Labeling Jews, not Moroccans
EU ruling shows Israel labeling double-standards

After EU court rules to scrap trade deal with Morocco in 'occupied' Western Sahara, EU vows to petition and keep trading - why no label?

Ari Yashar,

Protest for Western Sahara independence
Protest for Western Sahara independence
Reuters

A decision by the European Union's (EU) second highest court last Thursday has thrown into sharp relief the double standards Israel says are present in the EU labeling move against Jewish products from Judea, Samaria, eastern Jerusalem and the Golan Heights.

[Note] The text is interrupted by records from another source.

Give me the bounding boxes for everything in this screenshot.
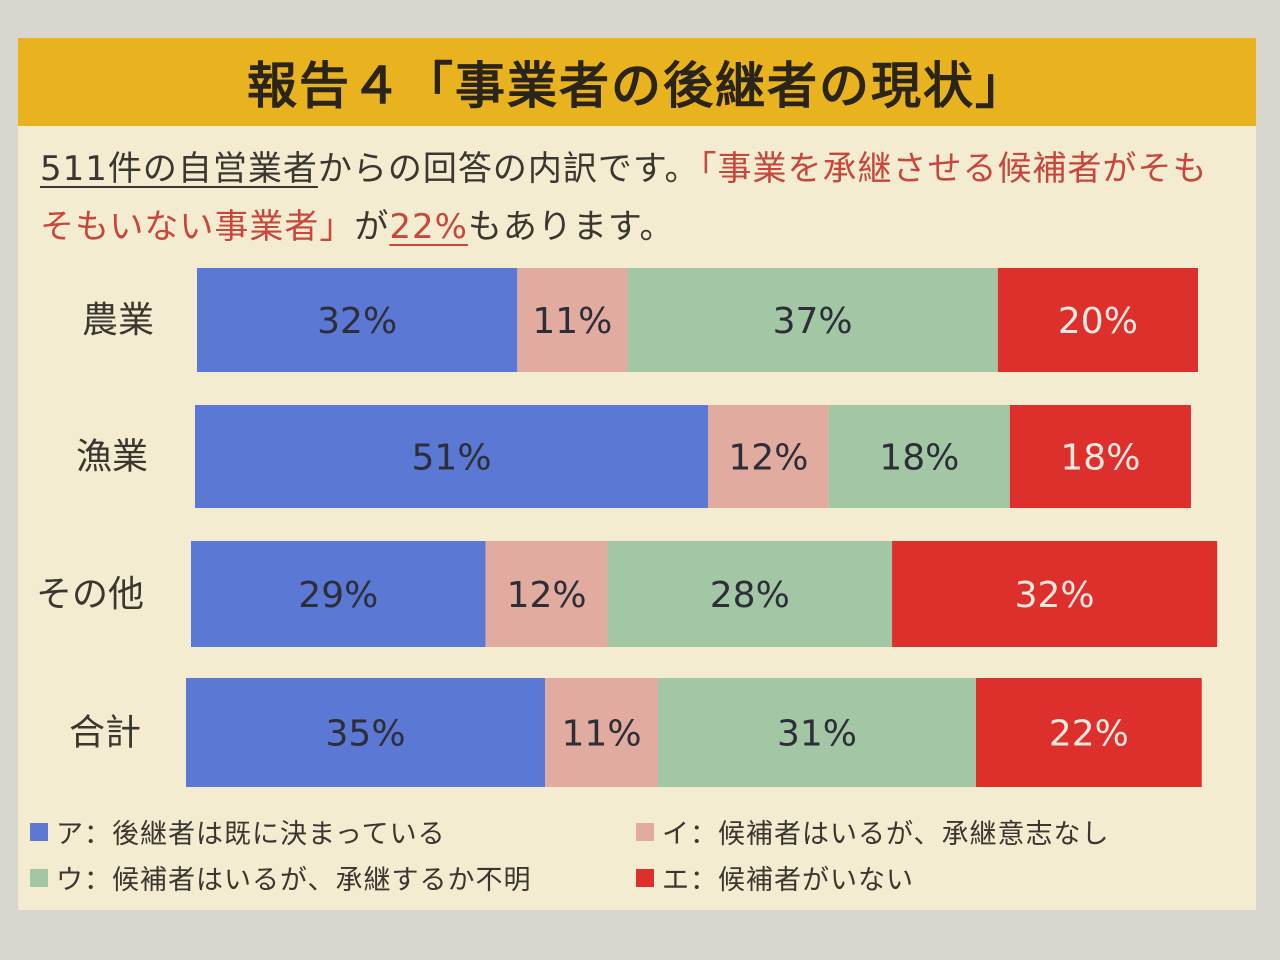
data-label: 12% — [728, 438, 808, 479]
intro-ga: が — [354, 207, 390, 247]
legend-swatch — [30, 822, 48, 841]
category-label: 合計 — [69, 713, 141, 754]
data-label: 11% — [532, 301, 612, 342]
bar-segment — [517, 268, 628, 372]
intro-text: 511件の自営業者からの回答の内訳です。「事業を承継させる候補者がそもそもいない… — [40, 140, 1240, 256]
bar-segment — [657, 678, 977, 787]
slide-content: 報告４「事業者の後継者の現状」 511件の自営業者からの回答の内訳です。「事業を… — [18, 38, 1256, 910]
bar-segment — [708, 405, 829, 508]
bar-segment — [997, 268, 1198, 372]
bar-segment — [191, 541, 486, 647]
data-label: 31% — [777, 714, 857, 755]
bar-segment — [976, 678, 1202, 787]
category-label: その他 — [36, 574, 144, 615]
bar-segment — [1009, 405, 1191, 508]
bar-segment — [186, 678, 546, 787]
legend-label: エ：候補者がいない — [662, 865, 914, 896]
legend-swatch — [636, 868, 654, 887]
data-label: 37% — [773, 301, 853, 342]
data-label: 20% — [1058, 301, 1138, 342]
slide-title: 報告４「事業者の後継者の現状」 — [247, 57, 1027, 115]
legend-label: ウ：候補者はいるが、承継するか不明 — [56, 865, 532, 896]
intro-highlight: 「事業を承継させる候補者がそもそもいない事業者」 — [40, 149, 1208, 247]
data-label: 18% — [1060, 438, 1140, 479]
bar-segment — [828, 405, 1010, 508]
bar-segment — [485, 541, 608, 647]
legend-label: ア：後継者は既に決まっている — [56, 819, 446, 850]
data-label: 12% — [507, 575, 587, 616]
bar-segment — [607, 541, 893, 647]
legend-item: エ：候補者がいない — [636, 858, 914, 897]
intro-percent: 22% — [389, 207, 468, 247]
bar-segment — [627, 268, 998, 372]
category-label: 漁業 — [76, 437, 148, 478]
bar-segment — [197, 268, 518, 372]
bar-segment — [892, 541, 1218, 647]
data-label: 29% — [298, 575, 378, 616]
category-label: 農業 — [82, 300, 154, 341]
bar-segment — [195, 405, 709, 508]
intro-end: もあります。 — [467, 207, 675, 247]
legend-swatch — [30, 868, 48, 887]
title-bar — [18, 38, 1256, 126]
legend-swatch — [636, 822, 654, 841]
legend-label: イ：候補者はいるが、承継意志なし — [662, 819, 1110, 850]
data-label: 18% — [879, 438, 959, 479]
data-label: 51% — [412, 438, 492, 479]
data-label: 28% — [710, 575, 790, 616]
data-label: 32% — [1015, 575, 1095, 616]
legend-item: ウ：候補者はいるが、承継するか不明 — [30, 858, 531, 897]
bar-segment — [545, 678, 658, 787]
legend-item: ア：後継者は既に決まっている — [30, 812, 446, 851]
intro-breakdown: からの回答の内訳です。 — [317, 149, 700, 189]
data-label: 32% — [317, 301, 397, 342]
data-label: 35% — [326, 714, 406, 755]
intro-respondents: 511件の自営業者 — [40, 149, 318, 189]
data-label: 22% — [1049, 714, 1129, 755]
data-label: 11% — [562, 714, 642, 755]
legend-item: イ：候補者はいるが、承継意志なし — [636, 812, 1109, 851]
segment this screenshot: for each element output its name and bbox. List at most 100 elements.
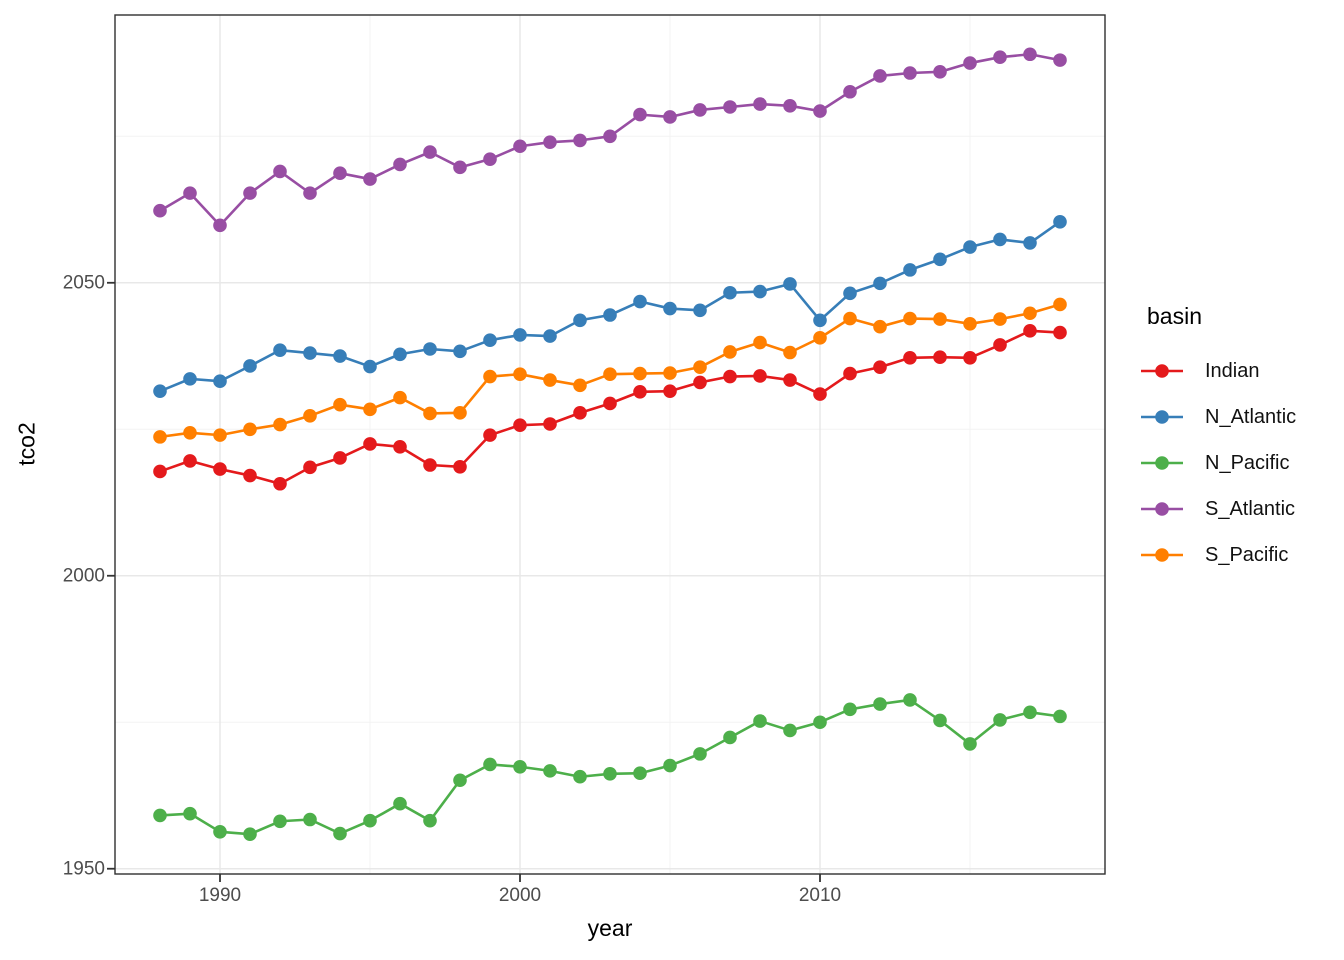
data-point-Indian-1994 bbox=[333, 451, 347, 465]
data-point-Indian-2009 bbox=[783, 373, 797, 387]
data-point-N_Atlantic-2014 bbox=[933, 252, 947, 267]
data-point-S_Pacific-1989 bbox=[183, 425, 197, 440]
x-tick-label-2000: 2000 bbox=[498, 885, 542, 906]
data-point-S_Pacific-2015 bbox=[963, 316, 977, 331]
data-point-S_Atlantic-2016 bbox=[993, 50, 1007, 64]
data-point-N_Pacific-2007 bbox=[723, 730, 737, 745]
data-point-Indian-2002 bbox=[573, 406, 587, 420]
data-point-N_Atlantic-2004 bbox=[633, 294, 647, 309]
y-tick-label-1950: 1950 bbox=[62, 858, 105, 880]
legend-label: Indian bbox=[1205, 359, 1260, 382]
data-point-S_Pacific-2005 bbox=[663, 366, 677, 380]
data-point-N_Atlantic-2003 bbox=[603, 308, 617, 322]
data-point-N_Pacific-1992 bbox=[273, 814, 287, 829]
data-point-Indian-2013 bbox=[903, 350, 917, 365]
data-point-Indian-1989 bbox=[183, 454, 197, 468]
data-point-Indian-2003 bbox=[603, 396, 617, 411]
data-point-Indian-1988 bbox=[153, 464, 167, 479]
data-point-N_Pacific-1995 bbox=[363, 813, 377, 828]
data-point-S_Pacific-2002 bbox=[573, 378, 587, 393]
data-point-N_Pacific-1991 bbox=[243, 827, 257, 841]
data-point-S_Pacific-2004 bbox=[633, 366, 647, 381]
legend: basin Indian N_Atlantic N_Pacific bbox=[1140, 303, 1340, 578]
data-point-N_Pacific-1994 bbox=[333, 826, 347, 841]
legend-key-line-point-icon bbox=[1141, 456, 1183, 470]
data-point-Indian-2004 bbox=[633, 384, 647, 399]
legend-entry-s-pacific: S_Pacific bbox=[1140, 532, 1340, 578]
data-point-S_Pacific-2012 bbox=[873, 319, 887, 334]
data-point-Indian-2018 bbox=[1053, 325, 1067, 340]
data-point-Indian-1999 bbox=[483, 428, 497, 442]
data-point-Indian-2016 bbox=[993, 338, 1007, 352]
data-point-S_Atlantic-2003 bbox=[603, 129, 617, 144]
data-point-N_Atlantic-2002 bbox=[573, 313, 587, 328]
data-point-S_Atlantic-1993 bbox=[303, 186, 317, 200]
y-tick-label-2050: 2050 bbox=[62, 272, 105, 294]
data-point-S_Atlantic-2008 bbox=[753, 97, 767, 111]
data-point-S_Pacific-2016 bbox=[993, 312, 1007, 326]
data-point-S_Atlantic-2015 bbox=[963, 56, 977, 70]
data-point-N_Pacific-1988 bbox=[153, 808, 167, 823]
legend-key-line-point-icon bbox=[1141, 548, 1183, 562]
data-point-N_Atlantic-1989 bbox=[183, 372, 197, 386]
legend-label: S_Atlantic bbox=[1205, 497, 1296, 520]
data-point-Indian-1998 bbox=[453, 459, 467, 474]
data-point-N_Pacific-2017 bbox=[1023, 705, 1037, 720]
data-point-Indian-1992 bbox=[273, 476, 287, 491]
data-point-N_Atlantic-2018 bbox=[1053, 215, 1067, 229]
data-point-N_Pacific-2003 bbox=[603, 767, 617, 781]
data-point-N_Atlantic-2008 bbox=[753, 284, 767, 299]
data-point-S_Atlantic-1989 bbox=[183, 186, 197, 200]
data-point-N_Atlantic-2009 bbox=[783, 277, 797, 291]
data-point-N_Pacific-1989 bbox=[183, 806, 197, 821]
data-point-Indian-2006 bbox=[693, 375, 707, 390]
data-point-N_Atlantic-1999 bbox=[483, 333, 497, 348]
data-point-N_Atlantic-1994 bbox=[333, 349, 347, 363]
data-point-S_Pacific-2010 bbox=[813, 331, 827, 345]
data-point-Indian-2005 bbox=[663, 384, 677, 398]
data-point-S_Pacific-1999 bbox=[483, 369, 497, 384]
data-point-S_Pacific-2017 bbox=[1023, 306, 1037, 321]
data-point-S_Pacific-2000 bbox=[513, 367, 527, 381]
data-point-S_Atlantic-2009 bbox=[783, 99, 797, 113]
data-point-N_Atlantic-2001 bbox=[543, 329, 557, 343]
data-point-S_Atlantic-2011 bbox=[843, 84, 857, 99]
data-point-Indian-2014 bbox=[933, 350, 947, 364]
data-point-S_Atlantic-2012 bbox=[873, 69, 887, 83]
data-point-N_Atlantic-2017 bbox=[1023, 236, 1037, 250]
data-point-N_Atlantic-1993 bbox=[303, 346, 317, 360]
legend-entry-s-atlantic: S_Atlantic bbox=[1140, 486, 1340, 532]
data-point-S_Pacific-2013 bbox=[903, 311, 917, 326]
data-point-S_Pacific-2006 bbox=[693, 360, 707, 374]
data-point-N_Pacific-1993 bbox=[303, 812, 317, 827]
data-point-N_Atlantic-1997 bbox=[423, 342, 437, 356]
data-point-S_Pacific-2014 bbox=[933, 312, 947, 326]
legend-label: S_Pacific bbox=[1205, 543, 1289, 566]
data-point-N_Atlantic-1992 bbox=[273, 343, 287, 357]
data-point-Indian-1991 bbox=[243, 468, 257, 483]
legend-label: N_Pacific bbox=[1205, 451, 1290, 474]
data-point-S_Atlantic-2000 bbox=[513, 139, 527, 154]
data-point-S_Pacific-1994 bbox=[333, 397, 347, 412]
data-point-Indian-2011 bbox=[843, 366, 857, 381]
data-point-S_Atlantic-2013 bbox=[903, 66, 917, 80]
data-point-S_Pacific-1991 bbox=[243, 422, 257, 437]
data-point-S_Pacific-2001 bbox=[543, 373, 557, 387]
data-point-S_Pacific-2018 bbox=[1053, 297, 1067, 312]
x-axis-title: year bbox=[587, 915, 633, 941]
legend-title: basin bbox=[1147, 303, 1202, 329]
data-point-Indian-1990 bbox=[213, 462, 227, 476]
data-point-S_Atlantic-2006 bbox=[693, 103, 707, 117]
data-point-S_Pacific-2008 bbox=[753, 335, 767, 350]
data-point-S_Atlantic-1991 bbox=[243, 186, 257, 200]
x-tick-label-1990: 1990 bbox=[198, 885, 242, 906]
data-point-S_Pacific-1988 bbox=[153, 430, 167, 444]
data-point-N_Atlantic-2007 bbox=[723, 285, 737, 300]
data-point-N_Atlantic-2015 bbox=[963, 240, 977, 254]
legend-key-line-point-icon bbox=[1141, 502, 1183, 516]
data-point-N_Pacific-2001 bbox=[543, 764, 557, 778]
data-point-N_Pacific-2006 bbox=[693, 747, 707, 761]
data-point-N_Atlantic-1998 bbox=[453, 344, 467, 359]
data-point-N_Pacific-2000 bbox=[513, 759, 527, 774]
data-point-S_Pacific-1996 bbox=[393, 390, 407, 405]
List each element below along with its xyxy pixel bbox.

Israel responded to the move by noting there are roughly 200 territorial disputes worldwide - including in Western Sahara in northern Africa - and yet only Jews in Israel were targeted by the EU.

That case is likely to be strengthened after the EU General Court decided to strike down a 2012 trade agreement between the EU and Morocco in the Western Sahara, a region Morocco has occupied since 1976 when it was handed to its troops by Spain as it ended its colony there.

The Sahrawi Arab Democratic Republic (SADR) holds a government-in-exile in Algeria, arguing for its rights to rule over the region.

But instead of acting on the decision by calling to label Moroccan products from the region, EU foreign policy chief Federica Mogherini on Monday announced the EU will petition the ruling and in the meantime continue the trade pact, reports the Wall Street Journal.

The court ruling came on a case brought by the Algerian-backed Polisario Front, a group fighting for independence in Western Sahara.

In the decision, the court struck down the 2012 deal, that granted duty-free status to Moroccan agricultural and fishery imports to the EU from the region, in return for the eventual removal of tariffs on some European exports to Morocco.

Trade in the deal between the EU and Morocco totaled a whopping 30 billion euros ($32.8 billion) last year. When the pact was sealed in 2012, Western Sahara activists argued it would boost exports from plantations in the disputed territory that are controlled by the King of Morocco and foreign companies.

But Mogherini on Monday showed her concern over the "occupation" does not extend to Western Sahara, as she vowed the EU would make sure the trade deal remains in effect during a petition of the court ruling.

She said the EU's "international commitments will be respected," and spoke of how important the ties with Morocco are.

Moroccan Foreign Minister Salaheddine Mezouar on Monday told reports in Brussels that "this is a dangerous precedent. It is not useful to a relationship (with the EU - ed.) which has been built up step by step with determination for more than 20 years."